Para esos, los guineoecuatorianos no somos personas, no tenemos derechos ni siquiera para pensar, elegir, ni poder decidir; somos simples braceros, esclavos que tenemos que trabajar en su Hacienda que han convertido el país el ‘intelecto’, Crisantos Obama, haciendo de portavoz del régimen que representa y defiende a capa y espada (de ahí su proliferación en las redes sociales y foros de debate sobre los temas del país), afirma el sentir de su colectivo. Ellos tratan a los guineoecuatorianos peor que a los calabares (nigerianos) que vinieron a trabajar en las fincas de cacao en Santa Isabel, hoy Malabo en tiempos de colonia española; a esos por lo menos, les daban una ración de arroz, pescado salado, aceite; o sea, les daban alimentos y les guardaban sus pagas menguantes, pero al fin y al cabo, les pagaban; en cambio, Crisanto Obama Ondo y compañía que dicen que el pueblo no necesita libertad, sino chicharro, tampoco se lo dan; el pueblo guineano se muere de hambre, de enfermedades y de la miseria. Es más, ¿por qué tiene que comer chicharro y no carne, pasta, arroz, leche o aceite? Si saben o creen que lo que el pueblo guineano necesita es comer chicharro, ¿por qué no se lo da, tampoco les procuran a los ciudadanos trabajo ni les dan ayudas o subvenciones?

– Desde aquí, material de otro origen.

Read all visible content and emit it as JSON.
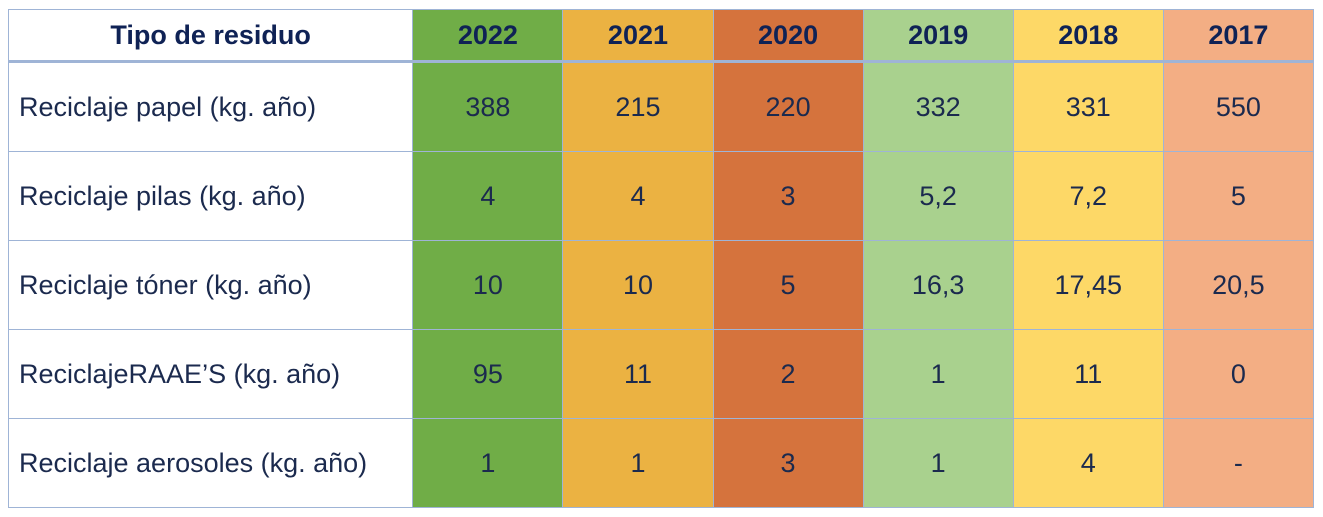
{
  "table": {
    "header": {
      "type_label": "Tipo de residuo",
      "years": [
        "2022",
        "2021",
        "2020",
        "2019",
        "2018",
        "2017"
      ]
    },
    "year_colors": [
      "#70ad47",
      "#ebb242",
      "#d5733d",
      "#a9d18e",
      "#fdd867",
      "#f3ae84"
    ],
    "rows": [
      {
        "label": "Reciclaje papel (kg. año)",
        "values": [
          "388",
          "215",
          "220",
          "332",
          "331",
          "550"
        ]
      },
      {
        "label": "Reciclaje pilas (kg. año)",
        "values": [
          "4",
          "4",
          "3",
          "5,2",
          "7,2",
          "5"
        ]
      },
      {
        "label": "Reciclaje tóner (kg. año)",
        "values": [
          "10",
          "10",
          "5",
          "16,3",
          "17,45",
          "20,5"
        ]
      },
      {
        "label": "ReciclajeRAAE’S (kg. año)",
        "values": [
          "95",
          "11",
          "2",
          "1",
          "11",
          "0"
        ]
      },
      {
        "label": "Reciclaje aerosoles (kg. año)",
        "values": [
          "1",
          "1",
          "3",
          "1",
          "4",
          "-"
        ]
      }
    ]
  }
}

Con esas declaraciones, ese sujeto demuestra, una vez más, que no está bien; nada de lo que pone en su abultado currículum, de haber pasado toda su vida sacando títulos por todo el mundo, no es cierto, no concuerda con su manera de pensar y obrar. Si pasó por la universidad, seguro que la universidad no pasó por él; debía seguir ‘trabajando’ de botánico para hablar con las hierbas y las plantas viendo saltar a los monos de rama en rama, a los antílopes, elefantes y orangutanes pasearse por el bosque. Ese era su hábitat. Ese salto que ha dado y los ascensos y promociones que le premian sus mentores lo que hacen es retratarle y dejarle en evidencia de su falta humanidad, humanismo y de sentido común.

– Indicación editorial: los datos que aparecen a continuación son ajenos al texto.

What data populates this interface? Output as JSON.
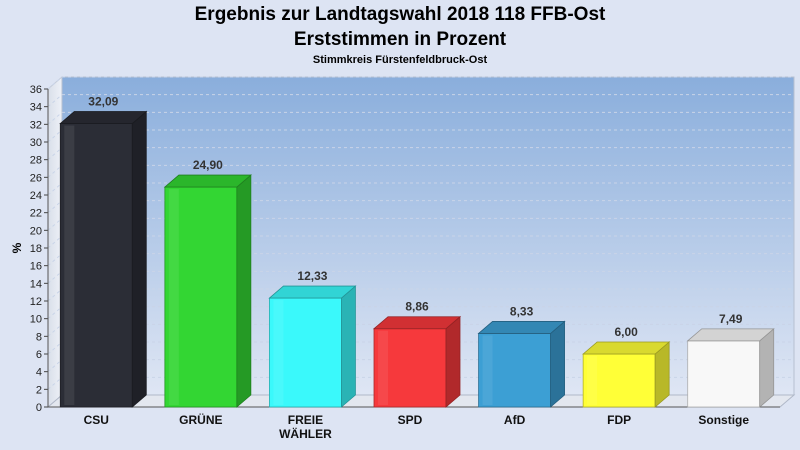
{
  "chart_data": {
    "type": "bar",
    "title": "Ergebnis zur Landtagswahl 2018 118 FFB-Ost",
    "subtitle": "Erststimmen in Prozent",
    "caption": "Stimmkreis Fürstenfeldbruck-Ost",
    "ylabel": "%",
    "xlabel": "",
    "ylim": [
      0,
      36
    ],
    "yticks": [
      0,
      2,
      4,
      6,
      8,
      10,
      12,
      14,
      16,
      18,
      20,
      22,
      24,
      26,
      28,
      30,
      32,
      34,
      36
    ],
    "grid": true,
    "categories": [
      "CSU",
      "GRÜNE",
      "FREIE WÄHLER",
      "SPD",
      "AfD",
      "FDP",
      "Sonstige"
    ],
    "category_lines": [
      [
        "CSU"
      ],
      [
        "GRÜNE"
      ],
      [
        "FREIE",
        "WÄHLER"
      ],
      [
        "SPD"
      ],
      [
        "AfD"
      ],
      [
        "FDP"
      ],
      [
        "Sonstige"
      ]
    ],
    "values": [
      32.09,
      24.9,
      12.33,
      8.86,
      8.33,
      6.0,
      7.49
    ],
    "value_labels": [
      "32,09",
      "24,90",
      "12,33",
      "8,86",
      "8,33",
      "6,00",
      "7,49"
    ],
    "colors": [
      "#2b2d36",
      "#33d633",
      "#3af9fb",
      "#f6393c",
      "#3c9fd4",
      "#ffff37",
      "#f8f8f8"
    ]
  }
}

En lugar de exigir a los demás que sean realistas con la política y no hacer políticas imaginativas; a él y los que son, actúan y piensan igual, sí que decimos que hay que ser personas, tratar a los demás como personas. Cuando lo sean, sabrán que en un pueblo democrático y libre donde la gente trabaja y ejerce lo que sabe cada cual y recibe sueldos dignos, esa misma gente es capaz de comprar sus propios alimentos, comer lo que les apetece y hacer lo que les da la real gana. Seguro que lo estará viendo ahí donde le han destinado como los ciudadanos viven, se mueven y se desenvuelven; qué y cómo comen, no precisamente chicharro.
En lugar de tomar al pueblo guineano por tonto y de pobres mentales; lo que ese quiere es que se le aplique la divisa proclamada durante la Revolución francesa y se ha convertido en el lema de todos los franceses: LIBERTÉ, ÉGALITÉ ET FRATERNITÉ (Libertad, Igualdad y Fraternidad). No sigáis tratando a todos los guineanos como seres inferiores con los que podéis hacer y tratar como os salen de los cataplines. Tiempo vendrá para que paguéis por tanto daño.
Así lo pienso y así lo digo; ¿qué os parece?